Though there has been some turnover, leasing for the Santana Row spaces has been very active, with at least six new leases signed during the pandemic, letters of intent recorded for five new tenants and negotiations with a Michelin-starred restaurant for space. Federal Realty’s portfolio was 92% leased at the end of 2020.

One of the Market By Macy’s shops is Trademark Property Co.’s WestBend retail center in the Dallas-Fort Worth area. Trademark Vice President of Customer Experience Chuck Steelman said his job includes everything from programming to working with third-party companies to come in and host an event, "some type of elevated opportunity that you cannot experience online," Steelman said.

During the pandemic, a lot of the bigger events like concerts and panel discussions that were in the works have been put on hold, though they are still able to do some pop-ups and other events where crowd flow is easier to control. They even moved some events online via Facebook Live. These adjusted events help the properties stay relevant and at the top of their customers' minds, Steelman said. 

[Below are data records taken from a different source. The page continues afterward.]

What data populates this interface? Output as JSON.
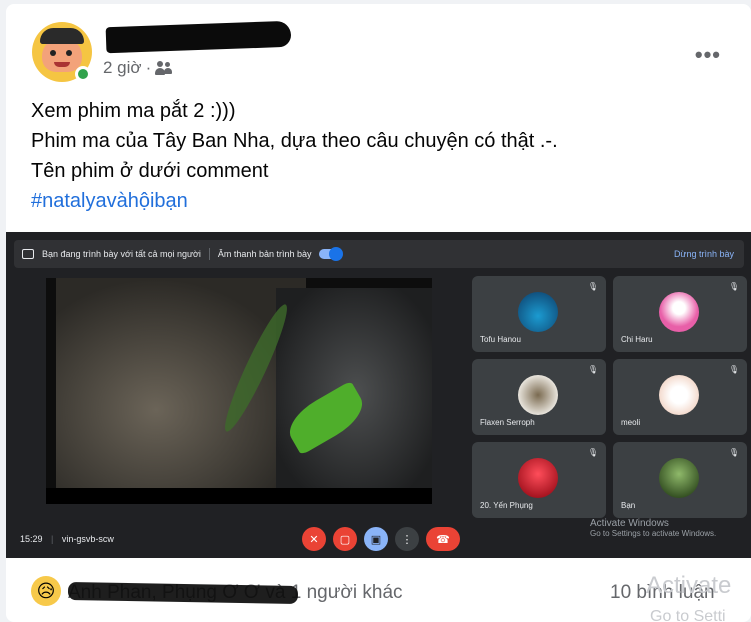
{
  "post": {
    "time": "2 giờ",
    "separator": "·",
    "more_label": "•••",
    "lines": [
      "Xem phim ma pắt 2 :)))",
      "Phim ma của Tây Ban Nha, dựa theo câu chuyện có thật .-.",
      "Tên phim ở dưới comment"
    ],
    "hashtag": "#natalyavàhộibạn"
  },
  "meet": {
    "banner_text": "Bạn đang trình bày với tất cả mọi người",
    "audio_label": "Âm thanh bản trình bày",
    "stop_label": "Dừng trình bày",
    "time": "15:29",
    "separator": "|",
    "meeting_code": "vin-gsvb-scw",
    "participants": [
      {
        "name": "Tofu Hanou",
        "color": "#2e7bb8"
      },
      {
        "name": "Chi Haru",
        "color": "#e85fa8"
      },
      {
        "name": "Flaxen Serroph",
        "color": "#d8d0c0"
      },
      {
        "name": "meoli",
        "color": "#f1e3d7"
      },
      {
        "name": "20. Yến Phụng",
        "color": "#d21f2b"
      },
      {
        "name": "Bạn",
        "color": "#5b7b3a"
      }
    ],
    "activate_title": "Activate Windows",
    "activate_sub": "Go to Settings to activate Windows."
  },
  "footer": {
    "reaction_icon": "sad-face-icon",
    "reactions_text": "Anh Phan, Phụng Ơ Ơ và 1 người khác",
    "comments": "10 bình luận",
    "watermark_title": "Activate",
    "watermark_sub": "Go to Setti"
  },
  "colors": {
    "hashtag": "#216fdb",
    "online": "#31a24c",
    "end_call": "#ea4335",
    "meet_bg": "#202124"
  }
}
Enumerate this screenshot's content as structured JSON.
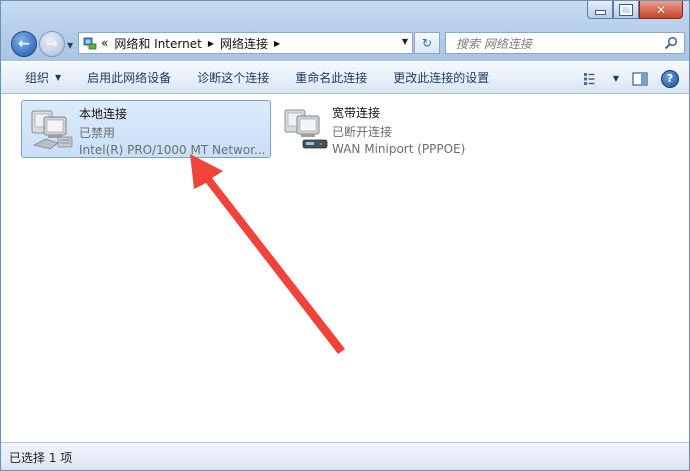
{
  "window": {
    "controls": {
      "minimize": "",
      "maximize": "",
      "close": "✕"
    }
  },
  "address_bar": {
    "prefix": "«",
    "crumbs": [
      "网络和 Internet",
      "网络连接"
    ]
  },
  "search": {
    "placeholder": "搜索 网络连接"
  },
  "toolbar": {
    "organize": "组织",
    "enable_device": "启用此网络设备",
    "diagnose": "诊断这个连接",
    "rename": "重命名此连接",
    "change_settings": "更改此连接的设置"
  },
  "connections": [
    {
      "name": "本地连接",
      "status": "已禁用",
      "device": "Intel(R) PRO/1000 MT Networ...",
      "selected": true
    },
    {
      "name": "宽带连接",
      "status": "已断开连接",
      "device": "WAN Miniport (PPPOE)",
      "selected": false
    }
  ],
  "statusbar": {
    "text": "已选择 1 项"
  },
  "colors": {
    "annotation_arrow": "#f0433a",
    "selection": "#c9dff7",
    "accent": "#1c55a8"
  }
}
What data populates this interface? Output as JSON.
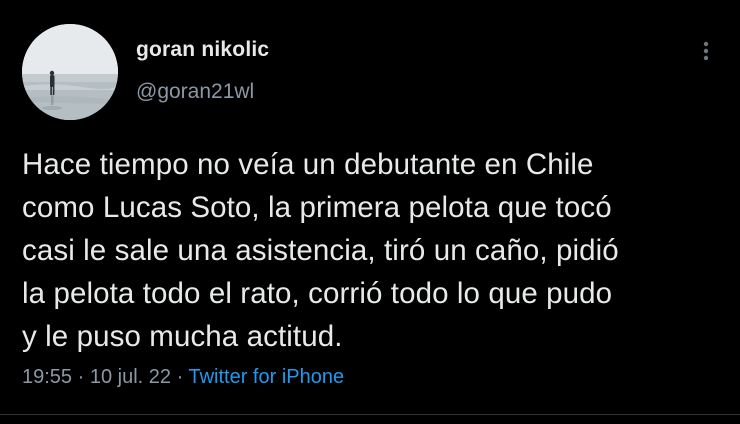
{
  "user": {
    "display_name": "goran nikolic",
    "handle": "@goran21wl"
  },
  "tweet": {
    "text": "Hace tiempo no veía un debutante en Chile\ncomo Lucas Soto, la primera pelota que tocó\ncasi le sale una asistencia, tiró un caño, pidió\nla pelota todo el rato, corrió todo lo que pudo\ny le puso mucha actitud.",
    "time": "19:55",
    "date": "10 jul. 22",
    "separator": "·",
    "source": "Twitter for iPhone"
  },
  "icons": {
    "more": "more-vertical-icon"
  },
  "colors": {
    "background": "#000000",
    "text_primary": "#e7e9ea",
    "text_secondary": "#8b98a5",
    "link": "#1d9bf0",
    "divider": "#2f3336"
  }
}
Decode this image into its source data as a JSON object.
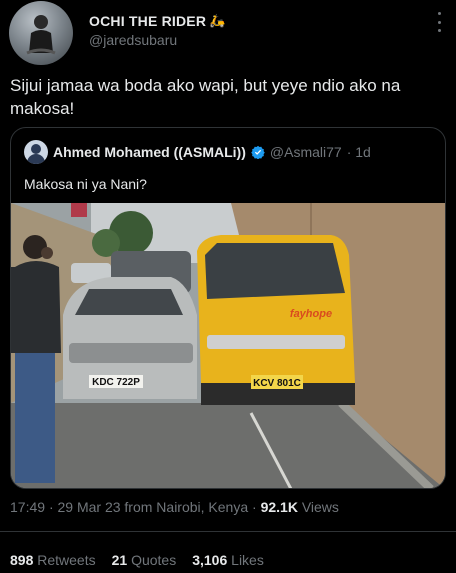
{
  "author": {
    "name": "OCHI THE RIDER",
    "emoji": "🛵",
    "handle": "@jaredsubaru"
  },
  "tweet": {
    "text": "Sijui jamaa wa boda ako wapi, but yeye ndio ako na makosa!"
  },
  "quoted": {
    "name": "Ahmed Mohamed ((ASMALi))",
    "handle": "@Asmali77",
    "time": "· 1d",
    "text": "Makosa ni ya Nani?",
    "photo": {
      "van_brand": "fayhope",
      "van_plate": "KCV 801C",
      "car_plate": "KDC 722P"
    }
  },
  "meta": {
    "time": "17:49",
    "date": "· 29 Mar 23 from Nairobi, Kenya ·",
    "views_value": "92.1K",
    "views_label": "Views"
  },
  "stats": {
    "retweets_value": "898",
    "retweets_label": "Retweets",
    "quotes_value": "21",
    "quotes_label": "Quotes",
    "likes_value": "3,106",
    "likes_label": "Likes"
  },
  "colors": {
    "background": "#000000",
    "text": "#e7e9ea",
    "muted": "#71767b",
    "border": "#2f3336",
    "verified": "#1d9bf0"
  }
}
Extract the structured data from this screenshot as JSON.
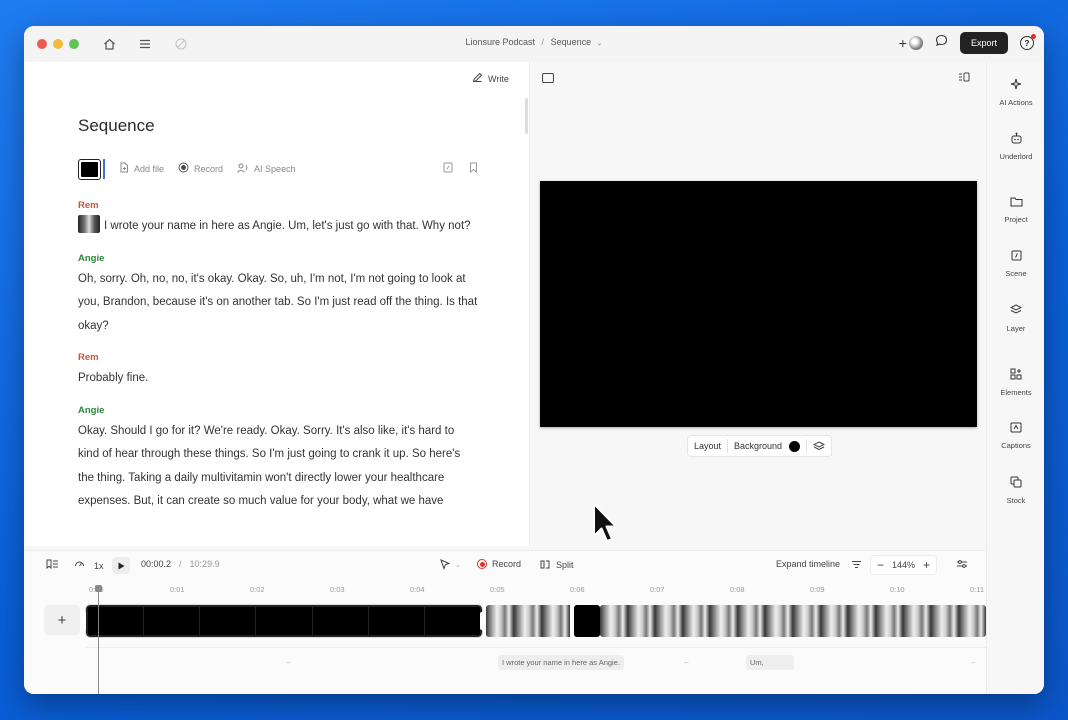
{
  "window": {
    "breadcrumb": {
      "project": "Lionsure Podcast",
      "separator": "/",
      "sequence": "Sequence"
    },
    "export_label": "Export",
    "help_label": "?"
  },
  "script": {
    "write_label": "Write",
    "title": "Sequence",
    "toolbar": {
      "add_file": "Add file",
      "record": "Record",
      "ai_speech": "AI Speech"
    },
    "entries": [
      {
        "speaker": "Rem",
        "text": "I wrote your name in here as Angie. Um, let's just go with that. Why not?"
      },
      {
        "speaker": "Angie",
        "text": "Oh, sorry. Oh, no, no, it's okay. Okay. So, uh, I'm not, I'm not going to look at you, Brandon, because it's on another tab. So I'm just read off the thing. Is that okay?"
      },
      {
        "speaker": "Rem",
        "text": "Probably fine."
      },
      {
        "speaker": "Angie",
        "text": "Okay. Should I go for it? We're ready. Okay. Sorry. It's also like, it's hard to kind of hear through these things. So I'm just going to crank it up. So here's the thing. Taking a daily multivitamin won't directly lower your healthcare expenses. But, it can create so much value for your body, what we have"
      }
    ]
  },
  "preview": {
    "layout_label": "Layout",
    "background_label": "Background",
    "background_color": "#000000"
  },
  "sidebar": [
    {
      "icon": "sparkle-icon",
      "label": "AI Actions"
    },
    {
      "icon": "robot-icon",
      "label": "Underlord"
    },
    {
      "icon": "folder-icon",
      "label": "Project"
    },
    {
      "icon": "scene-icon",
      "label": "Scene"
    },
    {
      "icon": "layers-icon",
      "label": "Layer"
    },
    {
      "icon": "elements-icon",
      "label": "Elements"
    },
    {
      "icon": "captions-icon",
      "label": "Captions"
    },
    {
      "icon": "stock-icon",
      "label": "Stock"
    }
  ],
  "timeline": {
    "speed": "1x",
    "current_time": "00:00.2",
    "time_separator": "/",
    "total_time": "10:29.9",
    "record_label": "Record",
    "split_label": "Split",
    "expand_label": "Expand timeline",
    "zoom": "144%",
    "ruler": [
      "0:00",
      "0:01",
      "0:02",
      "0:03",
      "0:04",
      "0:05",
      "0:06",
      "0:07",
      "0:08",
      "0:09",
      "0:10",
      "0:11"
    ],
    "captions": [
      {
        "text": "I wrote your name in here as Angie."
      },
      {
        "text": "Um,"
      }
    ]
  }
}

For Macy's, the digital-to-store connection is running in the opposite direction. Its experiential, smaller-format stores are a way for its digital business to grow even stronger. 

“Off-mall stores can lift our digital business while profitably filling gaps in our geographic markets,” Gennette said in the earnings call.

Macy’s Adrian Mitchell, speaking during that same call, said that having stores in concert with digital was “critical to maximizing sales and relevance with our customers in any market.”

Macy’s digital sales are two to three times higher per capita in markets with physical Macy’s stores. Store closures have impacted digital sales, too, with growth rates of online sales dropping as a result.

The iconic retailer reported Q4 2020 digital sales hit $3B, up 21% from the same quarter the previous year, and now make up 44% of total sales. In 2019, digital sales made up 30% of total sales. In January, Macy’s also committed to closing 125 stores by 2023.